The Port of Seattle Commission has approved the first step toward the multi-phase modernization of the main terminal at Seattle-Tacoma International Airport (SEA) by approving construction funding and a new partnership that allows Alaska Airlines to manage this phase of the project.
In this first phase, the airport plans to reconfigure the 40-year-old main terminal north end ticketing area, expand the security checkpoint and upgrade facility systems to meet new technology and building standards.
Alaska Airlines will lead the project as a tenant improvement with design and construction, which will be reimbursed by the Port. Overall, the estimated project cost is $400 million, with the first phase approved by the Commission at $149.5 million. The Port will reimburse Alaska for reasonable costs for work that would otherwise be done by the Port. The final cost split will be negotiated as the project progresses.
The project’s first phase will add approximately 20,000 square feet of employee office and ticket counter space along undeveloped areas between the skybridges and the ticketing and bag claim levels. This will include new check-in kiosk and bag drop locations as well as office space to offset what will be demolished in the final stage.
The second phase will reconfigure and open the passenger throughput on the ticketing level and redevelop the security checkpoint from five to seven lanes, upgrading a long-term bottleneck in the customer experience.

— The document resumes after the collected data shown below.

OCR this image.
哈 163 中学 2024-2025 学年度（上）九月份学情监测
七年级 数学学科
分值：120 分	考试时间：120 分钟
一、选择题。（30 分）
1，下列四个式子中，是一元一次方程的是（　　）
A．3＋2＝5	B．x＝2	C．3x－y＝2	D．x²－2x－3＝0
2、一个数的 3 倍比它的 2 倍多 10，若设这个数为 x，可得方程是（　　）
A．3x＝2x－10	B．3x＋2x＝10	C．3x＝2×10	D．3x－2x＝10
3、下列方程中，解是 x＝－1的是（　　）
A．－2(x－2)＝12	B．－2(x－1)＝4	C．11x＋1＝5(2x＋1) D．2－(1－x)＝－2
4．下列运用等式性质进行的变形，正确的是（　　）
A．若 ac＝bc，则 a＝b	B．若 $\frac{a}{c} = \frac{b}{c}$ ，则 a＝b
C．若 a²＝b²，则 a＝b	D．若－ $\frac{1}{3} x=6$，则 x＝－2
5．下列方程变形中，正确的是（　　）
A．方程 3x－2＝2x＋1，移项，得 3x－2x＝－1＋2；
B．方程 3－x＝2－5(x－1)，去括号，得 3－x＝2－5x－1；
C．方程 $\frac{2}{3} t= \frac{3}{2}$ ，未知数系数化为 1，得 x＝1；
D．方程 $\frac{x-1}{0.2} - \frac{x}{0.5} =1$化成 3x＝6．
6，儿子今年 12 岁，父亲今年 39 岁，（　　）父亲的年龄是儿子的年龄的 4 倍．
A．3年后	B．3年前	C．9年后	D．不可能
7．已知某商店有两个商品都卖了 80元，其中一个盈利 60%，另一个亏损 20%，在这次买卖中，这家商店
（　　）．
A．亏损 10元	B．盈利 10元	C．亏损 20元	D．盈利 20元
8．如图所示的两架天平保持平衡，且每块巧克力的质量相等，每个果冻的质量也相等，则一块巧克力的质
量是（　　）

Construction is set to begin in Q1 of 2022, followed by the beginning of Phase 2 construction in late Q4 of 2022. Estimated completion of Phase 1 is Q1 2023, with Phase 2 completing in Q2 2025.

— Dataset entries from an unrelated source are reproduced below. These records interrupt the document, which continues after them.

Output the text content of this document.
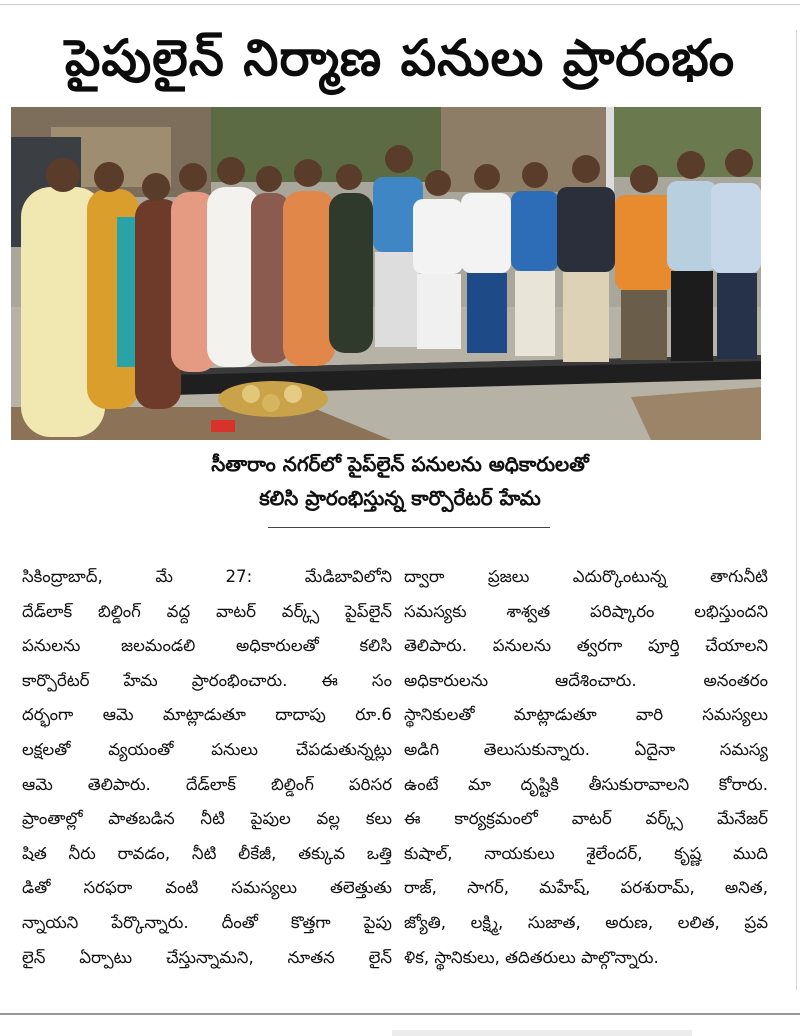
పైపులైన్ నిర్మాణ పనులు ప్రారంభం
సీతారాం నగర్‌లో పైప్‌లైన్ పనులను అధికారులతో
కలిసి ప్రారంభిస్తున్న కార్పొరేటర్ హేమ
సికింద్రాబాద్, మే 27: మేడిబావిలోని
దేడ్‌లాక్ బిల్డింగ్ వద్ద వాటర్ వర్క్స్ పైప్‌లైన్
పనులను జలమండలి అధికారులతో కలిసి
కార్పొరేటర్ హేమ ప్రారంభించారు. ఈ సం
దర్భంగా ఆమె మాట్లాడుతూ దాదాపు రూ.6
లక్షలతో వ్యయంతో పనులు చేపడుతున్నట్లు
ఆమె తెలిపారు. దేడ్‌లాక్ బిల్డింగ్ పరిసర
ప్రాంతాల్లో పాతబడిన నీటి పైపుల వల్ల కలు
షిత నీరు రావడం, నీటి లీకేజీ, తక్కువ ఒత్తి
డితో సరఫరా వంటి సమస్యలు తలెత్తుతు
న్నాయని పేర్కొన్నారు. దీంతో కొత్తగా పైపు
లైన్ ఏర్పాటు చేస్తున్నామని, నూతన లైన్
ద్వారా ప్రజలు ఎదుర్కొంటున్న తాగునీటి
సమస్యకు శాశ్వత పరిష్కారం లభిస్తుందని
తెలిపారు. పనులను త్వరగా పూర్తి చేయాలని
అధికారులను ఆదేశించారు. అనంతరం
స్థానికులతో మాట్లాడుతూ వారి సమస్యలు
అడిగి తెలుసుకున్నారు. ఏదైనా సమస్య
ఉంటే మా దృష్టికి తీసుకురావాలని కోరారు.
ఈ కార్యక్రమంలో వాటర్ వర్క్స్ మేనేజర్
కుషాల్, నాయకులు శైలేందర్, కృష్ణ ముది
రాజ్, సాగర్, మహేష్, పరశురామ్, అనిత,
జ్యోతి, లక్ష్మి, సుజాత, అరుణ, లలిత, ప్రవ
ళిక, స్థానికులు, తదితరులు పాల్గొన్నారు.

Meanwhile, the Port Authority of New York and New Jersey (PANYNJ) announced it has reached a revised agreement with The New Terminal One (NTO) – a consortium of financial sponsors – to build a 2.4 million square foot state-of-the-art new international terminal that will anchor the south side of John F. Kennedy International Airport. The $9.5 billion project will follow the expansion of the airport’s Terminal 4, which commenced construction on December 15.
As part of the NTO project, PANYNJ will undertake a number of infrastructure upgrades and improvements including roads, parking, and utilities including a new electrical substation. NTO will be built on the sites of the current undersized and outdated Terminal 1, the aging and obsolete 59-year-old Terminal 2, and the site of the former Terminal 3, which was demolished in 2013. Construction of the new terminal is scheduled to begin in mid-2022 and the first phase, including the new arrivals and departures hall and first set of new gates, is expected to open in 2026. The project was initially scheduled to break ground in 2020.Due to the severe impact of the COVID-19 on air travel, the terms of the agreement needed to be restructured.
NTO will ultimately have 23 new gates and will incorporate the latest advances in both sustainability and security. PANYNJ says the new terminal will include elements such as a touchless passenger journey, digital passenger flow and queue management, TSA security lanes featuring the latest technology, advanced video search analytics, biometric-based systems and a flexible design to accommodate future technology and/or regulatory changes.